Personal information
- Full name: Xanet Olaiz Ibarzabal
- Date of birth: 18 July 2005 (age 21)
- Place of birth: Astigarraga, Spain
- Height: 1.83 m (6 ft 0 in)
- Position: Centre-back

Team information
- Current team: Alavés
- Number: 27

Youth career
- 2019–2023: Alavés

Senior career*
- Years: Team / Apps / (Gls)
- 2023–2024: Alavés C / 26 / (4)
- 2024–: Alavés B / 58 / (1)
- 2025–: Alavés / 1 / (0)

International career
- 2022: Spain U18 / 1 / (0)
- 2023: Spain U19 / 1 / (0)

= Xanet Olaiz =

Spanish footballer (born 2005)

Xane Olaiz Ibarzabal (born 18 July 2005) is a Spanish footballer who plays for Deportivo Alavés. Mainly a centre-back, he can also play as a left-back.

==Club career==
Born in Astigarraga, Gipuzkoa, Basque Country, Olaiz joined Deportivo Alavés' youth sides in 2019, aged 14. In June 2022, while still a youth, he renewed his contract with the club until 2025.

Promoted to the C-team ahead of the 2023–24 Tercera Federación, Olaiz subsequently started to feature with the reserves in Segunda Federación, later establishing himself as a regular starter for the side.
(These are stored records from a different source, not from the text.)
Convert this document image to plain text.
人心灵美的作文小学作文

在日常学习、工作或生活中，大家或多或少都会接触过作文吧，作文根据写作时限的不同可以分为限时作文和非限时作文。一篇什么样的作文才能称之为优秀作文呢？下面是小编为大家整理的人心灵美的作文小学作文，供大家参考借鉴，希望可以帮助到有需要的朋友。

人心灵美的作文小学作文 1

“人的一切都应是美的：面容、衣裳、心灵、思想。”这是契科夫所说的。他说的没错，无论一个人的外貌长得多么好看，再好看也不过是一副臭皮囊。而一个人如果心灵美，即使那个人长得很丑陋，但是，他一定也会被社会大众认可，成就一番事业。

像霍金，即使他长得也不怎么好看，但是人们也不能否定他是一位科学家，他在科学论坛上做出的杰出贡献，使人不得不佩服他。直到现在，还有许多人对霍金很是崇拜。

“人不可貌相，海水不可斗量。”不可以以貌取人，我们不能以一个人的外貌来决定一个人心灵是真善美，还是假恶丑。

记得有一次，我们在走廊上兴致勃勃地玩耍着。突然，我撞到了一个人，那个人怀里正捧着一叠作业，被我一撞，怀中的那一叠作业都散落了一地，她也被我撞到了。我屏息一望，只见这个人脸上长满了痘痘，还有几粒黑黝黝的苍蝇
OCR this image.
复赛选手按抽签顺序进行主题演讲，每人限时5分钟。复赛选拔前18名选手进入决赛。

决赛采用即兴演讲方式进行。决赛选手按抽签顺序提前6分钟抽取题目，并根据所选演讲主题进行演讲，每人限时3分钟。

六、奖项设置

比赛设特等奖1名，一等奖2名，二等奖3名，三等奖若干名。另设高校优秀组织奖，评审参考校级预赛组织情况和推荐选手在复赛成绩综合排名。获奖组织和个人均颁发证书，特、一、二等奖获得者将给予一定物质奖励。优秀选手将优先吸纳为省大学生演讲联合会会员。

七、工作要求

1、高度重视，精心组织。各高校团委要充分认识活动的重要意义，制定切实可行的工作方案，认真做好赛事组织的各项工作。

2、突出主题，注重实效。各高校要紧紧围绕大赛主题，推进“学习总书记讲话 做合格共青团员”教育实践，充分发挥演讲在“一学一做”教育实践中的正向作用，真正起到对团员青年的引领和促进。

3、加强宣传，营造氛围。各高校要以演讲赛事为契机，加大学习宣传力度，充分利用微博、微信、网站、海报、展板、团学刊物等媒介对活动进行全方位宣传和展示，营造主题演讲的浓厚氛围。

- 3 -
He made his first team debut on 2 December 2025, coming on as a late substitute for Yusi in a 3–0 away win over Club Portugalete, for the season's Copa del Rey.

On 19 April 2026, Olaiz further extended his link with the Babazorros until 2028. He made his professional – and La Liga – debut on 6 September, replacing Jonny Otto late into a 5–2 home win over CA Osasuna.

==International career==
Olaiz represented Spain at under-18 and under-19 levels.